■エンレイソウ(シュロソウ科)
待ち遠しかった春の到来です。道端の草花も愛おしく感じますが、少し奥まった山辺の芽吹きも見たくなる季節です。最近は鹿の食害でほとんどの草は消えてしまいましたが、春先だけは食害前の綺麗な姿が見られることもあります。半日か一日、少しだけでも奥深い山へ出かけて、いろいろな草の芽吹きに触れて、数日間余韻(よいん)に浸ったりするのも春の楽しみです。
エンレイソウ(延齢草)は姿が特異でよく目にとまる春先の深山植物です。以前はユリ科に分類されていましたが、現在はシュロソウ科となっています。属名のトリリアムのトリはラテン語の3で、直訳すると「3からなるユリ」となるそうです。
冬期は地上部を枯らすエンレイソウは春先に高さ20~40cmの草質の茎を伸ばし、茎先に3枚の葉を広げます。葉には柄が無く、茎から直接葉を広げ、基部が菱形、先が急に尖る卵型形状で、直径、幅とも6~17cmの葉は3枚、4月頃葉の中心から短い柄を出して緑色か褐色の花を1輪、横向きにつけます。
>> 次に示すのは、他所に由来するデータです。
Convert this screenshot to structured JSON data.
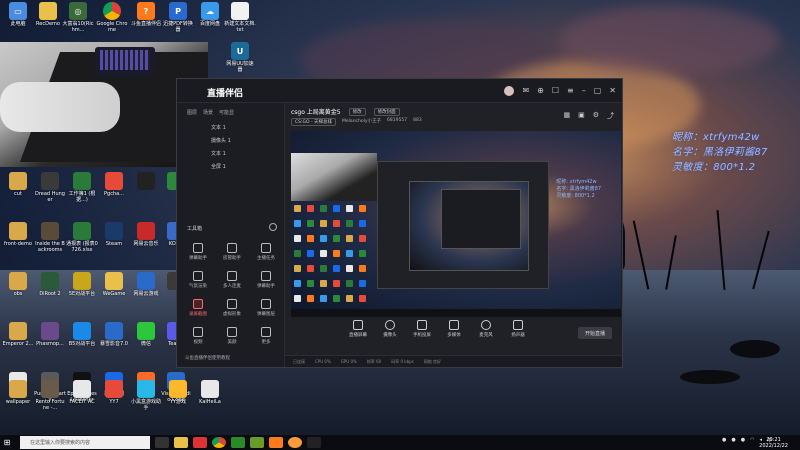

花弁も3枚ですが、これは萼(がく)なので花後も付いたままです。雄しべ雌しべはその内側の子房(しほう)にあり、子房は6月頃に黒熟し、直径1.5cmほどの丸い果実となります。内部には直径2.2mmの小さな種がたくさん入っています。
延齢草の名前は本種の根茎を煎じたものを漢方の胃腸薬として用いたことが語源となっているそうで、中国では現在も民間薬として利用されているそうですが、全草にサポニンという有毒成分が含まれているので、多用にはご注意とのことです。